Zack had one of his wisdom teeth out today. Somehow, this is an ordeal that both he and I have avoided heretofore. Given his druthers, I think Zack would have preferred to continue avoiding it. Alas, because we are Responsible Grownups who prioritize our longterm health, this morning I drove him to the oral surgeon in Oregon City who decreased the wisdom in Zack’s mouth by 25%.
One of the hundreds of truly unfortunate things about American healthcare, I decided, is that it often requires you to pay lots of money to dramatically increase your short-term suffering. This really sets up a perverse incentive structure, in which the hypothetical future consequences of not proactively addressing your health are weighed against the combination of the very real increase in suffering in your immediate future AND the immediate cost. Logically, I know that the long-term costs of avoiding unpleasant treatments may be much higher, both in money and in suffering, than the costs of addressing it right away. Emotionally, that argument doesn’t hold water. Present Me looks at the budget and the magnitude of the immediate suffering involved and thinks, “WHATEVER, SCREW FUTURE ME, WHO EVEN LIKES HER ANYWAY?”

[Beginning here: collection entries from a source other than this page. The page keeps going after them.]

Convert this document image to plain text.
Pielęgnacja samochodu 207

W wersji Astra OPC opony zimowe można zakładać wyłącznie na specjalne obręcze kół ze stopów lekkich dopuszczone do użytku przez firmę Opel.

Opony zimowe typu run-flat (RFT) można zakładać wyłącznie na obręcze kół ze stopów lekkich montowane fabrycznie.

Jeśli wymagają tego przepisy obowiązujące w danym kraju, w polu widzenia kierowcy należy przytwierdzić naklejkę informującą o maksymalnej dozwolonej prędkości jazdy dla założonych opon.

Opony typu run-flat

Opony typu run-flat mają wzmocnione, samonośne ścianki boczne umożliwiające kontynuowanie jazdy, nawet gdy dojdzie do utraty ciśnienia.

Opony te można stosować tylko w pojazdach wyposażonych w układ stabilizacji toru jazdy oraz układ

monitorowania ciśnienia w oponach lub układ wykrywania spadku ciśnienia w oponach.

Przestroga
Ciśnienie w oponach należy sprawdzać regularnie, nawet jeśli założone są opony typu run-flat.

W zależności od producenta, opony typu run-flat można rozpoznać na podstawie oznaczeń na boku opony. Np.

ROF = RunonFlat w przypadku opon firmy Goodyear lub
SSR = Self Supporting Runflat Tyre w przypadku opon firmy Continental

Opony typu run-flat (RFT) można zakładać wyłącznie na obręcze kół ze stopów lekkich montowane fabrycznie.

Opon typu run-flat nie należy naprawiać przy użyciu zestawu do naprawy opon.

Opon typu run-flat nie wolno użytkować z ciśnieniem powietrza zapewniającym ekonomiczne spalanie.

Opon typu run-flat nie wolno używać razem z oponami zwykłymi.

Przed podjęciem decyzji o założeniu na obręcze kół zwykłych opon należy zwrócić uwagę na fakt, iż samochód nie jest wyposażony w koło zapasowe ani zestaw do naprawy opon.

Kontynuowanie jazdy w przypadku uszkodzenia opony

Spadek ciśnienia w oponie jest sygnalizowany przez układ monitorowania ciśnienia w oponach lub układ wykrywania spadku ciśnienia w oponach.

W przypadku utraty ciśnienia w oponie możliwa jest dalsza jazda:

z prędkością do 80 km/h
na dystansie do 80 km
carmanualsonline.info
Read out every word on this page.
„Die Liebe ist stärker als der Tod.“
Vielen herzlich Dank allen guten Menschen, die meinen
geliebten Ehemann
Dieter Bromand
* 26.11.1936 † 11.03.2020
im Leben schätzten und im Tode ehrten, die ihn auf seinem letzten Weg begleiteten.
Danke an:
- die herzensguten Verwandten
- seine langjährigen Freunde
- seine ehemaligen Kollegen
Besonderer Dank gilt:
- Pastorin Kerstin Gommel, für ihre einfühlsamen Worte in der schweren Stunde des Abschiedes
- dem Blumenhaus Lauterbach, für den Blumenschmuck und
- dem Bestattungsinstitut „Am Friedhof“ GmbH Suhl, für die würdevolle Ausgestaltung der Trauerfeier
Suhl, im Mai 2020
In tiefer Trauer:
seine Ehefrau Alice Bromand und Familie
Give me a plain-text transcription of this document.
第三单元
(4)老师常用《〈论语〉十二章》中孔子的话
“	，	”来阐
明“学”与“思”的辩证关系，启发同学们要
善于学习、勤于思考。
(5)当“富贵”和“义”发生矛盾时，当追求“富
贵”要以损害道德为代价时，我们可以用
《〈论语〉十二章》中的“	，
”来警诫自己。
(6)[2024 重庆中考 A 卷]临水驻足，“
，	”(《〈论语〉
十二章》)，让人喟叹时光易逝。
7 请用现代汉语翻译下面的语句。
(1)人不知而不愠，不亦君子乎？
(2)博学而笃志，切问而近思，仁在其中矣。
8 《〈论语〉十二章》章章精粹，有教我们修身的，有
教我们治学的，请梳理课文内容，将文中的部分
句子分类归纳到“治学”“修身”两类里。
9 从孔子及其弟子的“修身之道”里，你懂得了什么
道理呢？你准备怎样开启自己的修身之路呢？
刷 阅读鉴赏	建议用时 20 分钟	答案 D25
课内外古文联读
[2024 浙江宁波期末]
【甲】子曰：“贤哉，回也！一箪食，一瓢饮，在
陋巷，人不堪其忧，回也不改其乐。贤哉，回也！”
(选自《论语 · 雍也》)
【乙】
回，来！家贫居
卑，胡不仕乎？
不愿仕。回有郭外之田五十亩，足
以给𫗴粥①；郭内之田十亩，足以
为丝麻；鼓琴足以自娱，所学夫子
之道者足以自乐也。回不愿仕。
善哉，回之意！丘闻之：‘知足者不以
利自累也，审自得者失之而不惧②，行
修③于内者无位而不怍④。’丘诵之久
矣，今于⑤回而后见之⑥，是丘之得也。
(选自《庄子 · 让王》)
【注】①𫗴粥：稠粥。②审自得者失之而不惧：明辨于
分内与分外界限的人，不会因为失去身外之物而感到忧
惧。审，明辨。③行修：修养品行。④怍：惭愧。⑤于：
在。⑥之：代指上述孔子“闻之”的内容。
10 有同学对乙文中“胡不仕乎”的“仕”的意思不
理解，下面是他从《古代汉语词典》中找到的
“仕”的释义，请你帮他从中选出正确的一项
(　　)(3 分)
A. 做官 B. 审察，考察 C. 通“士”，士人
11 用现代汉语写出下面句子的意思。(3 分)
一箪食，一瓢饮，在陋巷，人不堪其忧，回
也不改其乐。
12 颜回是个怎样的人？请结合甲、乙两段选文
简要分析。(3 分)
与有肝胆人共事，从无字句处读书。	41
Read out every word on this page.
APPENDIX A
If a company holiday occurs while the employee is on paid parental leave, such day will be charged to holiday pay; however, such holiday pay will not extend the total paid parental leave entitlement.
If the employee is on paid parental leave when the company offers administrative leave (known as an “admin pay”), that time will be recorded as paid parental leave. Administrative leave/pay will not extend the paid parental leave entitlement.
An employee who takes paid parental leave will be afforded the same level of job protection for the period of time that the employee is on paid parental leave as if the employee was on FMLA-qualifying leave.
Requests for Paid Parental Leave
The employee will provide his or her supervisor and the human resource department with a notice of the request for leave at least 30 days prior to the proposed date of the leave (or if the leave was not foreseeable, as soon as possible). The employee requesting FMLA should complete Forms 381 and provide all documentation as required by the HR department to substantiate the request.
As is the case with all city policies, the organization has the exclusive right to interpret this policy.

However, I do own at least one pair of Big Girl Pants, and Zack is remarkably biddable, so I shelled out $190 to ruin his day (and the week preceding it. He was not looking forward to this, not one bit).
While I sat in the waiting room, watching a remarkably violent DisneyNature special on chimpanzee wars, I wondered how people without friends or family handle this kind of procedure. The surgeon required that the escort remain in the office for the entire duration of the procedure if the patient was going to be anesthetized. This makes the “call a taxi” plan untenable. And even the “call a taxi” plan doesn’t account for the close monitoring you’re supposed to have in the six hours after the procedure. So who takes care of the people who are new in an area? Who looks after the people who are isolated? It seems that the cracks in the system are so massive they could swallow great swaths of society whole.
After a short twenty minutes (far shorter than the 40 minute estimate I was given), they released an incredibly groggy Zack into my care, admonishing me to keep him awake for a few hours and have him change the gauze every 30 minutes.
For someone as heavily sedated as he was, he did a truly remarkable job of communicating his extreme grouchiness with the whole affair. That’s talent, folks. Once we were clear to remove the gauze, he glowered at the bowl of applesauce I proffered, declaring soft foods to be offensive to him. “They’re not really foods,” he insisted. So much for the diet of milkshakes, broth, and applesauce that the surgeon recommended.
Fortunately, I spent my Sunday night wracking my brain for a menu that was suitable for a healing mouth. This is what we’ll be eating this week:
- chicken and dumplings (mirepoix cooked until quite soft)
- shepherd’s pie (crustless variety), with roasted cauliflower pureed into the potatoes
- green chile pork tamales and refried beans
- butternut squash soup
- braised short ribs with garlicky spinach and cheese grits
- pumpkin macaroni and cheese
- chicken ramen
I admit that I am tremendously tickled to have come up with a meal plan that has no sharp edges but still passes Zack’s “real foods” test. Hopefully, the only “real food” he’ll miss is potato chips, which really can’t be made oral-surgery safe.